Thursday 25 August 2022.
Highlights: The Hoochery Distillery, Understanding Sandalwood trees, visiting the Argyle (Durack) Homestead Museum, Cruising on the Ord Dam spotting crocodiles, flying foxes, birds and amazing rock formations!
Today we moved into a major agriculture region of Australia around Kununurra all made possible by the Ord Dam completed in 1972 that capture the wet season rains so they can be release over 12 months instead of just 3-4 months. An amazing feat of engineering and foresight that helps nature and people at the same time.
First up was a visit to the Hoochery Distillery who make rum, whiskey and gin. We learnt how this small family own and operate company start as a farm and expanded into a distillery. There main product is rum, but that needs to be bottled for 2 years, so they also made other alcoholic beverages. I try a shot of rum which had a strong kick, but Kara passed.

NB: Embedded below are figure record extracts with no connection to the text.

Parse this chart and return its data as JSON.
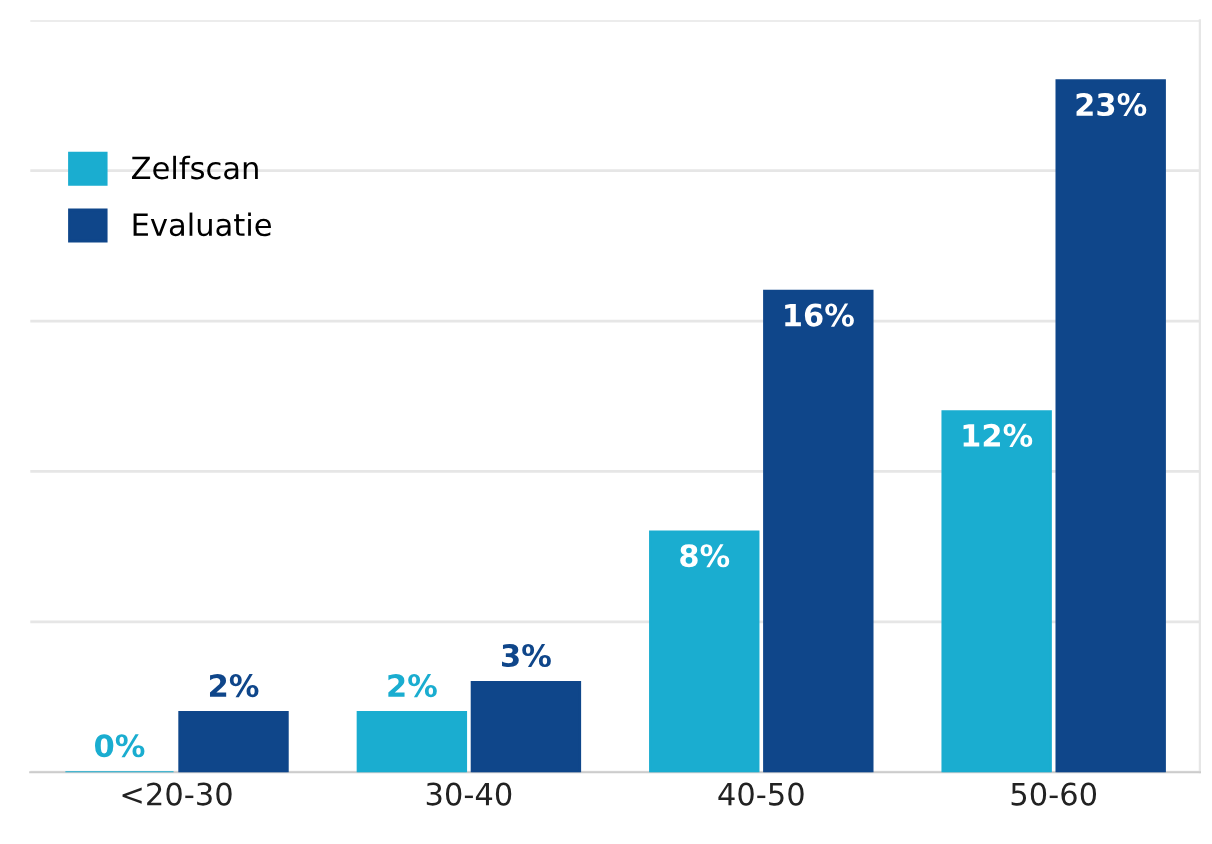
{
  "chart_data": {
    "type": "bar",
    "categories": [
      "<20-30",
      "30-40",
      "40-50",
      "50-60"
    ],
    "series": [
      {
        "name": "Zelfscan",
        "color": "#1aadd0",
        "values": [
          0,
          2,
          8,
          12
        ],
        "value_labels": [
          "0%",
          "2%",
          "8%",
          "12%"
        ]
      },
      {
        "name": "Evaluatie",
        "color": "#0f468a",
        "values": [
          2,
          3,
          16,
          23
        ],
        "value_labels": [
          "2%",
          "3%",
          "16%",
          "23%"
        ]
      }
    ],
    "ylim": [
      0,
      25
    ],
    "yticks": [
      {
        "value": 0,
        "label": null
      },
      {
        "value": 5,
        "label": null
      },
      {
        "value": 10,
        "label": null
      },
      {
        "value": 15,
        "label": null
      },
      {
        "value": 20,
        "label": null
      },
      {
        "value": 25,
        "label": null
      }
    ],
    "tick_labels": "x",
    "grid": "y",
    "legend": "top left"
  }
}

Next up was a visit to The Sandalwood Shop where we learned about the many uses of the sandalwood tree which is farmed in this region. A lot of free samples were tried and used by both Kara and myself. A remarkable tree.
We then visited the Argyle Homestead Museum which is the old homestead for the Durack family who were pioneers in this region. The homestead had to be moved in 1972 due to the Ord Dam which would flooded the original location. A nice look back at homestead from 100 years ago.
But the main highlight of the day was the Ord Dam cruised which lasted over 3.5 hours in the afternoon to just after sunset. Starting at the edge of Lake Argyle (near the Ord Hydro Power Station) were the dam wall was created from rocks in the area, we worked our way to Kununurra via the Kununurra Lake.
The Triple J Tours cruise went for 55 kms and was an amazing experience. Freshwater crocodiles become a common sight as was the many birds species as they hunted for fish. We also got to witness some flying foxes.
The rock formations were incredible. Our cruise captain explained the history of the dam and how it works and how after 50 years nature has adapted to having consistent water over 12 months instead of floods and droughts every year.
The boat would stop often for us to get close looks at wildlife or to admire the rock and cliff formations, then we would speed to the next significant sight.
We also had an on shore stop for an included afternoon tea, spotting catfish who were hoping for some food for us I guess.
One of the major highlights of a cruise full of highlights was seeming the sunset over Kununurra Lake. Breathing taking.